We Need to Talk About Military Spending | Sojourners

We Need to Talk About Military Spending

Moral analysis does not wait for the correct, acceptable, poll-tested moment.
Illustration of many fish swimming one way with an Ichthys or "Jesus Fish" swimming the other way
Illustration by Pete Ryan

THIS SPRING, THE Biden administration announced it was pursuing a military budget for next year that exceeds $813 billion, an increase of $31 billion over last year (which saw an increase of $32.5 billion from the year before). Among the Pentagon’s priorities, according to a Reuters report, is the expenditure of billions on new and upgraded (and nuclear-equipped) ballistic missile submarines, land-based missiles, and bombers. The Reuters reporter noted, “The budget would benefit the biggest U.S. defense contractors including Lockheed, Northrop Grumman Corp (NOC.N), and General Dynamics Corp.” That it will.
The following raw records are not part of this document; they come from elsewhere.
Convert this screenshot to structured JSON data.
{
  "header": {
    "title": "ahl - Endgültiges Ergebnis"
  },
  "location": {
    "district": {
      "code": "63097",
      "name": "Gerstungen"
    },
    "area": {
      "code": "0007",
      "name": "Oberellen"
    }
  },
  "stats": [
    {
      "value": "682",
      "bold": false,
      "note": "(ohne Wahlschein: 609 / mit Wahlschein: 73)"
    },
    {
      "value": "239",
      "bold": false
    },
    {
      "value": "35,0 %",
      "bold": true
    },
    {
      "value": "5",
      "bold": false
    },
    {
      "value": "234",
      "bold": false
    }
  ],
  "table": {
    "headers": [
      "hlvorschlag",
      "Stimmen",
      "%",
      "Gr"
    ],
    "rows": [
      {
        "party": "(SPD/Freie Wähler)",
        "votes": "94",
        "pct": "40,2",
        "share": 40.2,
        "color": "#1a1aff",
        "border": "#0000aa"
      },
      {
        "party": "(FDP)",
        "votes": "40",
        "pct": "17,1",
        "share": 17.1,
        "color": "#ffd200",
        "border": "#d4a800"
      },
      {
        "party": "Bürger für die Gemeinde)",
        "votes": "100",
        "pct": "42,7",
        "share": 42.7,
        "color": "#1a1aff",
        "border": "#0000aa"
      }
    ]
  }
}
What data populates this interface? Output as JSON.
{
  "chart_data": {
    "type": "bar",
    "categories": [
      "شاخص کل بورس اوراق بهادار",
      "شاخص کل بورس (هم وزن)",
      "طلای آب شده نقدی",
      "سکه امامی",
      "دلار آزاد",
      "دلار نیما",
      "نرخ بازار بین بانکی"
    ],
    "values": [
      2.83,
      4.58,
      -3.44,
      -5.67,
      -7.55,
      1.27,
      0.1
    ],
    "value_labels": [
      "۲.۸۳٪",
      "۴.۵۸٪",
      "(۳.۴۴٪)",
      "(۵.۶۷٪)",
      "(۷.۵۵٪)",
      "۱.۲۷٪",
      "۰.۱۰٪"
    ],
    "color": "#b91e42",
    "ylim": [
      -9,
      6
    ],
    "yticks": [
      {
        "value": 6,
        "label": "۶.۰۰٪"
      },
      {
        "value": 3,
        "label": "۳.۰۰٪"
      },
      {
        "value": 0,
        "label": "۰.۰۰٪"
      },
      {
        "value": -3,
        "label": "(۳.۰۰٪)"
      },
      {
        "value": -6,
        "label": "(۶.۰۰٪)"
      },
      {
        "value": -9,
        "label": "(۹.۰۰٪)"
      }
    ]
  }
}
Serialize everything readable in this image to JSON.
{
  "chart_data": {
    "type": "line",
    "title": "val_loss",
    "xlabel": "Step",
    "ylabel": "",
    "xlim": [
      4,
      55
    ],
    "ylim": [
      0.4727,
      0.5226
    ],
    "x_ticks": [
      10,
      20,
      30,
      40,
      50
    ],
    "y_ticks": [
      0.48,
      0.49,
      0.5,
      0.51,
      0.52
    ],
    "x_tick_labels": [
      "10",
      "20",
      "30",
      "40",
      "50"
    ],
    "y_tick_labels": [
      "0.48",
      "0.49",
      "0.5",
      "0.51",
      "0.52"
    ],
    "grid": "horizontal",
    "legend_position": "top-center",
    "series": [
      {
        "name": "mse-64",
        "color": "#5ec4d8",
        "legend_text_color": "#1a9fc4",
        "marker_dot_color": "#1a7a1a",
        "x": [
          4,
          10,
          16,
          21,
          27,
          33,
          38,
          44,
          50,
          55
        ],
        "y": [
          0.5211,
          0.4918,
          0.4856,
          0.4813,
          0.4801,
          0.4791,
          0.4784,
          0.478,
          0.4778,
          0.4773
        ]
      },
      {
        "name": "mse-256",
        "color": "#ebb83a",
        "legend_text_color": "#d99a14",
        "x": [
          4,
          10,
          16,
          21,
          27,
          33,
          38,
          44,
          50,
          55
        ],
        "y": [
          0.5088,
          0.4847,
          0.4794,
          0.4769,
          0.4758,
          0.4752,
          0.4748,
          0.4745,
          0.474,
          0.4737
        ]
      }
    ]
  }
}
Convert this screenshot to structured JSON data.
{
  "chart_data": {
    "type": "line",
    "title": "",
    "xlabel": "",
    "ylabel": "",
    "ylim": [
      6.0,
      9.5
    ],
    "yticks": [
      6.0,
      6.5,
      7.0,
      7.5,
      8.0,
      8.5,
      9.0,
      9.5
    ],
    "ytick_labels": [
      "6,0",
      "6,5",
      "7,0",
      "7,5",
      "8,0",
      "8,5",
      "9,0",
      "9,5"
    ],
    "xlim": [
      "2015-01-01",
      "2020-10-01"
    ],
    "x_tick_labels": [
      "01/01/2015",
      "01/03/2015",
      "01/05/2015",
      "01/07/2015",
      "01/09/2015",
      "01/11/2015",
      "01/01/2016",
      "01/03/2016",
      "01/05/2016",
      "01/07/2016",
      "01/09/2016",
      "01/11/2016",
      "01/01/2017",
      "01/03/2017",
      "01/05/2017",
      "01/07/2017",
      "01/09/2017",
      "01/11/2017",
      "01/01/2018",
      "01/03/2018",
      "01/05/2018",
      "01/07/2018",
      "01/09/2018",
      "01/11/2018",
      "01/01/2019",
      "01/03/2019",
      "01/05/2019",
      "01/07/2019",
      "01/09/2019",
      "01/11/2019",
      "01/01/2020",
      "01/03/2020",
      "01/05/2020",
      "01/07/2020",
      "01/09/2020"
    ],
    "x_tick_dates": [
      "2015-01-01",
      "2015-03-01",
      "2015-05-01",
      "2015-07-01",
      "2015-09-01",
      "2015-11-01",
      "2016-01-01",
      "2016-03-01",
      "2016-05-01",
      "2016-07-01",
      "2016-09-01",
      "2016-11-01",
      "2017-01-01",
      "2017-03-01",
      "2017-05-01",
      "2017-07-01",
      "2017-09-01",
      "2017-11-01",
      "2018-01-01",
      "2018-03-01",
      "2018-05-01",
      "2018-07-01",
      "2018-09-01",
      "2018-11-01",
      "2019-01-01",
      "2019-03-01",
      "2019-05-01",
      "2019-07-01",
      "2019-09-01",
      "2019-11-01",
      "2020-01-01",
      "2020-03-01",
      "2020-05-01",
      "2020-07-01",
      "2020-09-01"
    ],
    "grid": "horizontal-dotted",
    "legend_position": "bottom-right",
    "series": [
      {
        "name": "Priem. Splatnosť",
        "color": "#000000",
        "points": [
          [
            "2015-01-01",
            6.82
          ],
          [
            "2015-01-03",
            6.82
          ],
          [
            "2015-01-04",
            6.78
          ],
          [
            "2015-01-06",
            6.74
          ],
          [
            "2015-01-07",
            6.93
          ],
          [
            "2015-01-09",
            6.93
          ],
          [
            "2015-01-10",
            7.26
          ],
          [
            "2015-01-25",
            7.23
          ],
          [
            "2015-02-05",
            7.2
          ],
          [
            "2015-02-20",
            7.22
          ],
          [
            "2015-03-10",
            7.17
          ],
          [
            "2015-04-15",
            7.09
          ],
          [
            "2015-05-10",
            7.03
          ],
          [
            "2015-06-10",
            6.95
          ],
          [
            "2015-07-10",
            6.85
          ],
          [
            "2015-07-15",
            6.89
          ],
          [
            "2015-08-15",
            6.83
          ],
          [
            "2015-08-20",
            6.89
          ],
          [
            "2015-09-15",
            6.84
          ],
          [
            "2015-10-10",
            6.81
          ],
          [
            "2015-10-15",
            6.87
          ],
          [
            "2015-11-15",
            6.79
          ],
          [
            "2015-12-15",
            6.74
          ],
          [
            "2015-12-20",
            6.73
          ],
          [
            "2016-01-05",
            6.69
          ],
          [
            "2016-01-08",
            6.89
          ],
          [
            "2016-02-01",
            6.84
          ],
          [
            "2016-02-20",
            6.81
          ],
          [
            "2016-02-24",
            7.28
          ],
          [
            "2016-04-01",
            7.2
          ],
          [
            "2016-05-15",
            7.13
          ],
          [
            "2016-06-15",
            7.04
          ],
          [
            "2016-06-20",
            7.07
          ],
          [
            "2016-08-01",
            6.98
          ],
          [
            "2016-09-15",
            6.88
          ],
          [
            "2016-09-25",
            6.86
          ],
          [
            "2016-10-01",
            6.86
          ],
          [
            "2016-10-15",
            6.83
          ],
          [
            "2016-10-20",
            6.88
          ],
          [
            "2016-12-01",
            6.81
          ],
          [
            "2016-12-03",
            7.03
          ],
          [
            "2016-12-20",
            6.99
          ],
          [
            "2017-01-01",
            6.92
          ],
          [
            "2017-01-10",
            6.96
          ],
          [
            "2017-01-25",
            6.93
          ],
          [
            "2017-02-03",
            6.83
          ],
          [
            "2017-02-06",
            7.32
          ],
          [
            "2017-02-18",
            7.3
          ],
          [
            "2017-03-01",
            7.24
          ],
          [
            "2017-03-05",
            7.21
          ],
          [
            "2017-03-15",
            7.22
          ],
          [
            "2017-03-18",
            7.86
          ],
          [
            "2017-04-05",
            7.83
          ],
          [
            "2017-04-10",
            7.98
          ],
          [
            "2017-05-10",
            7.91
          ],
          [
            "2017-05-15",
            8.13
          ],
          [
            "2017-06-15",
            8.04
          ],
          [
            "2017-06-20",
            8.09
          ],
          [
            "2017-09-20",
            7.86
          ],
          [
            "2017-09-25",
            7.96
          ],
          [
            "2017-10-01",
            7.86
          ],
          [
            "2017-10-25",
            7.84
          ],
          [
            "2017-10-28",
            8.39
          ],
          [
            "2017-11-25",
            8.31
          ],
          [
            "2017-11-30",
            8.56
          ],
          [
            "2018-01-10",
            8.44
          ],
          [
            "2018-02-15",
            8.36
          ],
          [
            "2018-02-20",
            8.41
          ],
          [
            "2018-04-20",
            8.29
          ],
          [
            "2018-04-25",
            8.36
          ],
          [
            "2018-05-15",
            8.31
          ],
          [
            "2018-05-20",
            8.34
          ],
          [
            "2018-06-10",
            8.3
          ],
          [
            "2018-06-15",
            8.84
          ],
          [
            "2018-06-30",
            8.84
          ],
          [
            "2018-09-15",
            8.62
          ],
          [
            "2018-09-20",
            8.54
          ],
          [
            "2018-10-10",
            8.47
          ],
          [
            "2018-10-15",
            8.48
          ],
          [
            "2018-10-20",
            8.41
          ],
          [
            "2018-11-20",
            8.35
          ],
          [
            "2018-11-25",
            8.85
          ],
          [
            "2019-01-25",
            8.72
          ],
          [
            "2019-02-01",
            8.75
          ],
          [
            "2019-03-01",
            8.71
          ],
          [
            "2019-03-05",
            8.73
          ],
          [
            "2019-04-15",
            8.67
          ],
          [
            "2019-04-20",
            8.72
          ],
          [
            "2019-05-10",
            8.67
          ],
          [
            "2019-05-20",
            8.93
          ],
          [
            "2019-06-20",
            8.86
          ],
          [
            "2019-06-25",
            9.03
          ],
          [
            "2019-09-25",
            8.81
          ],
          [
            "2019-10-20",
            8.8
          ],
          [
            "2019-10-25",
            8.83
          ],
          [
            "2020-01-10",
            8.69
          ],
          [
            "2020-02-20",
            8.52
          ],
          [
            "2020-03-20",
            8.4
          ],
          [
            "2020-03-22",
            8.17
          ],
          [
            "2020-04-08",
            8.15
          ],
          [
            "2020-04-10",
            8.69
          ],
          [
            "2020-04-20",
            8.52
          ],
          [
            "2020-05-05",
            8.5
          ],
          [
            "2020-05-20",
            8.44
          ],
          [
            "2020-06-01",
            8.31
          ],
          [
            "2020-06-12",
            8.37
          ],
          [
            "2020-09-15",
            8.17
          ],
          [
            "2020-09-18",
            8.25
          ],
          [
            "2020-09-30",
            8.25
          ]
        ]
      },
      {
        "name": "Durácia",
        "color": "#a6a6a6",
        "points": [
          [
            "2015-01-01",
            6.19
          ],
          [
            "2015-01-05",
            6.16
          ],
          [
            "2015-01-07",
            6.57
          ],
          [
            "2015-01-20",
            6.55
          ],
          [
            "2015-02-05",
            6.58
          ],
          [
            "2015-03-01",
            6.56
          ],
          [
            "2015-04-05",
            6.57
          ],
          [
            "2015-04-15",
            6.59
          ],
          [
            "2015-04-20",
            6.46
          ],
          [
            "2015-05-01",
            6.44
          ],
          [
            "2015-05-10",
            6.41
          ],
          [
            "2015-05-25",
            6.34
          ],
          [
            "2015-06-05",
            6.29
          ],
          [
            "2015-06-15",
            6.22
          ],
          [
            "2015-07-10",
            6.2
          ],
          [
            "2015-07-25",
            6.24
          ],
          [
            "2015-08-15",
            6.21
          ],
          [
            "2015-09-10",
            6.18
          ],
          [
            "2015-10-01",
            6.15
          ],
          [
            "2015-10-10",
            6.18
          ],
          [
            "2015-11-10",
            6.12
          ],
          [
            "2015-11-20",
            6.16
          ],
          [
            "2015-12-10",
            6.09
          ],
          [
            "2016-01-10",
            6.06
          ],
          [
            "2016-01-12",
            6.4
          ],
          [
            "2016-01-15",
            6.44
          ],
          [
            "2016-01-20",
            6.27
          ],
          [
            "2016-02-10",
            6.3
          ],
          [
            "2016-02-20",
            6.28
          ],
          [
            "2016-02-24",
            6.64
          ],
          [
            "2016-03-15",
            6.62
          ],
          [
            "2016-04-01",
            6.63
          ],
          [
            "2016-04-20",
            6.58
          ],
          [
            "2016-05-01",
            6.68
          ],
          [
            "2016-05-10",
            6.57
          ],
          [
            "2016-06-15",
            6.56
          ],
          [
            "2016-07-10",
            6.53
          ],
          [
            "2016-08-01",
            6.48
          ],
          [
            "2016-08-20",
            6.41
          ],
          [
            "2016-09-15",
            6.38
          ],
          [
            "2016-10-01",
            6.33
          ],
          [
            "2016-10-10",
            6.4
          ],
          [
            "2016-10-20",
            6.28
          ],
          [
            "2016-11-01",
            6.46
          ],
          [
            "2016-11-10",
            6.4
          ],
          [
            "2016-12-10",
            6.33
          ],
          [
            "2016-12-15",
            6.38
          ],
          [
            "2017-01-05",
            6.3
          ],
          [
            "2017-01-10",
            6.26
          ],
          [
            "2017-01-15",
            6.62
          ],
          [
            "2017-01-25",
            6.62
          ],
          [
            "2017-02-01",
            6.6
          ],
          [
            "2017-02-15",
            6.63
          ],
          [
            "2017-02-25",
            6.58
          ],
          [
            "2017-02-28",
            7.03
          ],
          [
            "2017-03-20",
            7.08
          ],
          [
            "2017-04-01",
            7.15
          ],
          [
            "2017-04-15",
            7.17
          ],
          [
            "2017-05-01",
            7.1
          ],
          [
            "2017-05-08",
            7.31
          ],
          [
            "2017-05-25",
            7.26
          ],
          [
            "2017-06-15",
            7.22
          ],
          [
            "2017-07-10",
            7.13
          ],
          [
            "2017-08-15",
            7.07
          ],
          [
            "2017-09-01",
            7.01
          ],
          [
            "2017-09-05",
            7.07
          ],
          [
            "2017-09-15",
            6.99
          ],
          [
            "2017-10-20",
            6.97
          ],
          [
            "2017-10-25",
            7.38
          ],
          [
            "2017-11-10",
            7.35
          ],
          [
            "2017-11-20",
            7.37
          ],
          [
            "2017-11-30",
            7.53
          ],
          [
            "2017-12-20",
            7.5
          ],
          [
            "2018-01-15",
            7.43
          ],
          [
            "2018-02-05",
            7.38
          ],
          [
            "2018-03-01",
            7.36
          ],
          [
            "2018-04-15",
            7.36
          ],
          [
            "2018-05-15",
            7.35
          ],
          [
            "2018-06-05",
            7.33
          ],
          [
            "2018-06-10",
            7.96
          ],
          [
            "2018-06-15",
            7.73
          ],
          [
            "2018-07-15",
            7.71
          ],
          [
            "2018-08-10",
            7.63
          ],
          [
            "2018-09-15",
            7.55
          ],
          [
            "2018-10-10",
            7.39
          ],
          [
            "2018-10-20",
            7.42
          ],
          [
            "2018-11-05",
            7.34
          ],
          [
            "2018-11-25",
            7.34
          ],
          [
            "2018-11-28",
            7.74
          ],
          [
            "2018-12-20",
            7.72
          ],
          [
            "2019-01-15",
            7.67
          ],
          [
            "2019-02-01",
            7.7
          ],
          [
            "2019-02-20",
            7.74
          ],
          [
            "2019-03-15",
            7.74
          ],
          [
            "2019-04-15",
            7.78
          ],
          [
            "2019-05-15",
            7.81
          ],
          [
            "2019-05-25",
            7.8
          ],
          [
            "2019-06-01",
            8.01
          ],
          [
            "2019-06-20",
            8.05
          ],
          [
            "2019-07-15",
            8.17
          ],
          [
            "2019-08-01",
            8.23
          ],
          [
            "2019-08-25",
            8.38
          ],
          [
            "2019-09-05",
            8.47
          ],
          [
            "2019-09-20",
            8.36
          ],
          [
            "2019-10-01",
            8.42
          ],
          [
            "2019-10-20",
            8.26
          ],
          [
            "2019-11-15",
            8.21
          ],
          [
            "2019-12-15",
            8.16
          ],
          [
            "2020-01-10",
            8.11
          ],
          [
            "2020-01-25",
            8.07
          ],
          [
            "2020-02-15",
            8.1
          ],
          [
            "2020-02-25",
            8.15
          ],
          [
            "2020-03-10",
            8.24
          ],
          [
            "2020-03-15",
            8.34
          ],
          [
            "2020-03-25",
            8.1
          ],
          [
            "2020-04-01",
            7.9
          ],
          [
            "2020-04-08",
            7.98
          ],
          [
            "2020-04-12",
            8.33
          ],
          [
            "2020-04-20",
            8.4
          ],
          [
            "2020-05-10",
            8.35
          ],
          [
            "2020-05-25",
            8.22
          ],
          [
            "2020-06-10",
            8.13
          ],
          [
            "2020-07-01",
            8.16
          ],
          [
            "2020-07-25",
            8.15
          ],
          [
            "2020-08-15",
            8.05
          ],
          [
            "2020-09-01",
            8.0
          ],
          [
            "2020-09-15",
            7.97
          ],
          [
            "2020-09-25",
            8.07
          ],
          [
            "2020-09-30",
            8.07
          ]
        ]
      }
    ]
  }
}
Whether it will benefit the rest of us is another matter altogether. As President Dwight Eisenhower put it in his warning about the growing influence of what he called the “military-industrial complex,” these obscene levels of military spending are “a theft from those who hunger and are not fed.”

But ... is now the time to raise questions about military spending, in the context of Putin’s brutal adventurism in Ukraine? Shouldn’t we just hold our tongues at a time like this, even if we are deeply concerned that such spending makes the United States, and the world, less secure? Even as we see our infrastructure crumble due to an alleged lack of resources, our schools struggle to reach a minimally acceptable level of support, and so many other domestic programs and activities (the kinds of things that build real security) suffer from insufficient funding—while Lockheed/Northrop et al. are doing quite well, thank you very much? Shouldn’t we remain silent, even as we see the Pentagon billions supporting not “defense” of the people of the U.S. but rather the projection of empire around the globe?